А в мечтах ты моя - стр. 21
Будто почувствовав, что она и впрямь вот-вот задохнется, Краснов медленно отстранился, все так же нависая над ней. Дуня сделала жадный вдох и чуть не подавилась ворвавшимся в легкие воздухом, пораженная тем, что увидела в глазах Семена, когда он чуть приподнял отяжелевшие веки. А видела она в них свою погибель. Проступающую даже сквозь плотный занавес желания и призывной полуулыбки, обещающей ей так много в том чувственном мире, обитателем которого он предлагал ей стать, послав куда подальше законы морали и общества.
– Т-ты не должен был этого делать. Мы… Не должны.
– Вот этого… – его твердые губы коснулись ее подбородка, нежную кожу царапнула жесткая щетина. – Или этого? – горячий рот двинулся дальше, по точеной скуле, к раковине ушка и крайне чувствительному местечку на шее.
– Пожалуйста, прекрати! – взмолилась Дуня, дрожа всем телом.
– Почему? Ты же хочешь этого.
– Нет…
– Точно? Они говорят об обратном.
Краснов коснулся большими пальцами тугих вершинок, натянувших футболку, которую она у него одолжила.
– Это не по-настоящему.
– А как еще? – снисходительно усмехнулся он, сминая распустившиеся бутоны с все возрастающей настойчивостью.
– Это как фантомная боль. Понимаешь? Мы просто по привычке реагируем на то, чего уже давно нет.

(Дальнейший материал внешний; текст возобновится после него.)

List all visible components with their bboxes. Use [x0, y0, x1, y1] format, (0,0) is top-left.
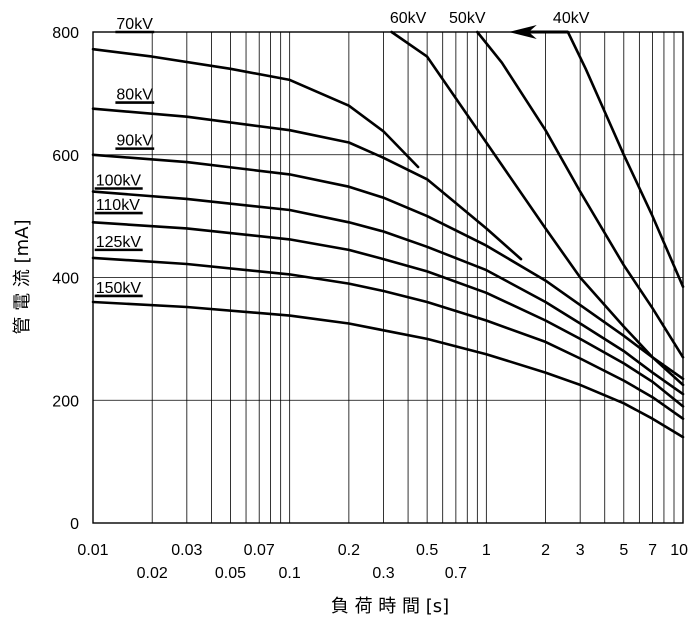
y-tick-labels: 0 200 400 600 800: [52, 25, 79, 533]
series-group: [91, 30, 685, 439]
series-line-125kV: [91, 256, 685, 421]
series-line-60kV: [390, 30, 685, 387]
x-tick-labels: 0.01 0.020.03 0.05 0.070.1 0.2 0.3 0.5 0.7 1 2 3 5 7…: [77, 542, 688, 582]
curve-label-150kV: 150kV: [96, 280, 142, 297]
series-line-70kV: [91, 47, 420, 169]
curve-label-125kV: 125kV: [96, 234, 142, 251]
x-tick-label: 0.03: [171, 542, 202, 559]
y-axis-title: 管 電 流 [mA]: [12, 219, 33, 334]
curve-label-90kV: 90kV: [116, 133, 153, 150]
x-axis-title: 負 荷 時 間 [s]: [331, 596, 449, 617]
x-tick-label: 5: [619, 542, 628, 559]
series-line-110kV: [91, 221, 685, 408]
plot-frame: [92, 31, 684, 524]
curve-label-70kV: 70kV: [116, 16, 153, 33]
y-tick-label: 0: [70, 516, 79, 533]
series-line-100kV: [91, 190, 685, 396]
x-tick-label: 0.07: [244, 542, 275, 559]
curve-label-80kV: 80kV: [116, 87, 153, 104]
y-tick-label: 600: [52, 148, 79, 165]
x-tick-label: 0.2: [338, 542, 360, 559]
plot-border: [92, 31, 684, 524]
x-tick-label: 1: [482, 542, 491, 559]
series-line-40kV: [566, 30, 685, 289]
curve-label-100kV: 100kV: [96, 173, 142, 190]
x-tick-label: 3: [576, 542, 585, 559]
x-tick-label: 2: [541, 542, 550, 559]
y-tick-label: 200: [52, 393, 79, 410]
grid: [93, 32, 683, 523]
x-tick-label: 0.3: [372, 565, 394, 582]
x-tick-label: 0.02: [137, 565, 168, 582]
series-line-80kV: [91, 107, 523, 261]
x-tick-label: 0.1: [279, 565, 301, 582]
y-tick-label: 400: [52, 271, 79, 288]
curve-label-60kV: 60kV: [390, 10, 427, 27]
series-line-50kV: [475, 30, 685, 359]
x-tick-label: 0.5: [416, 542, 438, 559]
x-tick-label: 7: [648, 542, 657, 559]
curve-label-110kV: 110kV: [96, 197, 141, 214]
series-line-90kV: [91, 153, 685, 381]
y-tick-label: 800: [52, 25, 79, 42]
x-tick-label: 0.7: [445, 565, 467, 582]
curve-labels: 70kV 80kV 90kV 100kV 110kV 125kV 150kV 60kV 50kV…: [94, 10, 590, 298]
curve-label-40kV: 40kV: [553, 10, 590, 27]
series-line-150kV: [91, 300, 685, 439]
x-tick-label: 10: [670, 542, 688, 559]
curve-label-50kV: 50kV: [449, 10, 486, 27]
x-tick-label: 0.05: [215, 565, 246, 582]
x-tick-label: 0.01: [77, 542, 108, 559]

– Ты так не чувствуешь. Зачем тогда говоришь глупости?
Дуне хотелось провалиться сквозь землю. Или умереть. Не когда-нибудь абстрактно, а прямо сейчас. Это бы избавило ее от необходимости объяснять ему то, что она по какой-то причине никак не могла сформулировать.
– У каждого из нас давным-давно своя жизнь.
– В которой все то и дело меняется, – философски пожал плечами Краснов.
– Я не хочу, чтобы в моей жизни что-то менялось! – в отчаянии закричала Дуня. Семен сощурился. Будто сканируя, прошелся по ее лицу туда-сюда и снова требовательно обхватил затылок ладонью.
– Самая большая ошибка – думать, будто в этой жизни что-то зависит от твоего «хочу», – шепнул он и вновь набросился на ее губы. Лаская языком, покусывая, то ли рыча, то ли мурча, как огромный изголодавшийся зверь. Заражая ее этой алчностью и какой-то сумасшедшей нуждой. С тихим всхлипом Дуня приоткрыла рот, углубляя поцелуй, делая значимее происходящее. У нее внутри распускались огненные цветы. Она трепетала. Билась. Вырывала свои руки из захвата его рук и жадными скрюченными пальцами царапала его затылок, предплечья и плечи, бока… Где-то на подкорке заходилась воем сирена – нельзя, нельзя! Звук нарастал и нарастал. До той степени, когда его стало совершенно невозможно игнорировать. Краснов отстранился. Осоловело моргнул…
– Черт. Это у меня. Телефон…
– Так ответь же! – взмолилась Дуня, не понимая толком, радует ли ее то, что небо вмешалось в происходящее, или все-таки огорчает. На самом деле вообще ничего не понимая.
– Краснов! – рявкнул Семен, приняв вызов. – Что? Хорошо… Иду. Говорю же, буду через минуту!
– Ничего-ничего, – Дуня подняла руки вверх, – не обращай на меня внимания.
– Мы продолжим, когда я вернусь.
Дуня задрожала. Одно только это обещание заставило ее дрожать, да. А едва за Красновым закрылась дверь, как она, спрятав лицо в ладонях, со стоном повалилась на бок. Господи, что за черт? Как такое оказалось возможным? Она ведь замуж выходит. За… муж. И что теперь делать? Бежать! Вот, что первым пришло на ум. Видит бог, справиться с собой на его территории совершенно невозможно. Дуня была уверена, что наваждение спадет, когда она вернется в свою привычную жизнь. К тем людям, в которых эта самая жизнь для нее теперь и заключается.